Thesis (MScEng (Electrical and Electronic Engineering))--University of Stellenbosch, 2006. === Nonlinear transistor modeling is becoming increasingly popular due to the demand for high linearity and high efficiency microwave amplifiers. The available models often fail to accurately predict the higher order harmonics and intermodulation distortion, which are essential when designing high-linearity amplifier circuits. This thesis describes the design of hardware and software used for the development of nonlinear CAD models. A multiline TRL calibration kit is designed and manufactured so that the characterisation of a LDMOSFET, with a RF output power capability of 10W, can be performed using an adaptive-bias S-parameter measurement algorithm. Verification standards are also manufactured and used to determine the measurement accuracy after calibration.
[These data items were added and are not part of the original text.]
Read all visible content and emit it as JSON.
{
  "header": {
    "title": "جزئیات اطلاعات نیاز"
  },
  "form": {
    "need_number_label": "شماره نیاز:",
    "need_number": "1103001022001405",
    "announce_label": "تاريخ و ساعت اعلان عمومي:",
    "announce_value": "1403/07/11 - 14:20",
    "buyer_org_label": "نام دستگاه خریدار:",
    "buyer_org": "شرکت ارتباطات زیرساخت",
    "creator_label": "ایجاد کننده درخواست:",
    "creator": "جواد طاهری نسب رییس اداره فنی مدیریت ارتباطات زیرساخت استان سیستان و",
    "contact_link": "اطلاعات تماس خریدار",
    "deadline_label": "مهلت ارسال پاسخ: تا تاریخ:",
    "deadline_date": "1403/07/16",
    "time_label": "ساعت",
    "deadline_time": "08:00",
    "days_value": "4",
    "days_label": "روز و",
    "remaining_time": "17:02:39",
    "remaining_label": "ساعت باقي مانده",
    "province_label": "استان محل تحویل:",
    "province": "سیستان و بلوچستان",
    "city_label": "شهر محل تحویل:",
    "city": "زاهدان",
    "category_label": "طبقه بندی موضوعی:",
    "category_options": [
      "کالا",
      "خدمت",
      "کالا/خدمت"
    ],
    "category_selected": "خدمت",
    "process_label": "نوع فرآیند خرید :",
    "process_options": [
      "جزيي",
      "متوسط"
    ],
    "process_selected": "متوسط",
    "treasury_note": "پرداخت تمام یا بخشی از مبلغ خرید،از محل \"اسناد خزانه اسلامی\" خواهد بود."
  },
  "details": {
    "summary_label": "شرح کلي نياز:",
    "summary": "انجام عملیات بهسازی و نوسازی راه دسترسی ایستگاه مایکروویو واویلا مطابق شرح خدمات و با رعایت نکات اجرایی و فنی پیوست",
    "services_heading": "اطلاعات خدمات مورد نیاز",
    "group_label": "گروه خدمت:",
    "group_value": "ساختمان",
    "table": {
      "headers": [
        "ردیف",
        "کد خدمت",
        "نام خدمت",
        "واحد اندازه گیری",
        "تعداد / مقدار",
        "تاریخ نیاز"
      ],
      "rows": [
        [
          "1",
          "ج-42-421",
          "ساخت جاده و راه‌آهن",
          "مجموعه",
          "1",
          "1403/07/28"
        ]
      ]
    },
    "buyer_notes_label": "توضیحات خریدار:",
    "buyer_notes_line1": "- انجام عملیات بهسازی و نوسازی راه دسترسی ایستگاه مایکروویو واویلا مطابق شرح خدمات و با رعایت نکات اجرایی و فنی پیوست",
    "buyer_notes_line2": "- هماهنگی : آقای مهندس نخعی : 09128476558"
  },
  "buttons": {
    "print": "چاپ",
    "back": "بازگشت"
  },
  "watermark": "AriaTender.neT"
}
A series of GUIs are developed to ease the model extraction process. The extraction of the small-signal model parameters is performed between 0.4 and 3 GHz, and the extraction of the parameter values for the Fager large-signal model is then performed. An improved model is defined that implements two nonlinear charge sources in stead of the three nonlinear capacitors used in the Fager model. The nonlinear charge equations are formulated using the voltage-derivatives of the calculated nonlinear charge at each port of the device. By accurately modeling the voltagederivatives of the charge, where the voltages are functions of time, the prediction of the current produced by each of the charge sources is improved. The nonlinear models are verified against the MET model, and all three models are compared to measured data. It is shown that the models are able to accurately predict the single-tone and two-tone output harmonics for class-AB operation, and in many cases the predictions outperform that of the MET model. The single-tone output power is also verified for class-C operation. Although this prediction is not extremely accurate, it is found that the correct trend for the output harmonic power can be predicted.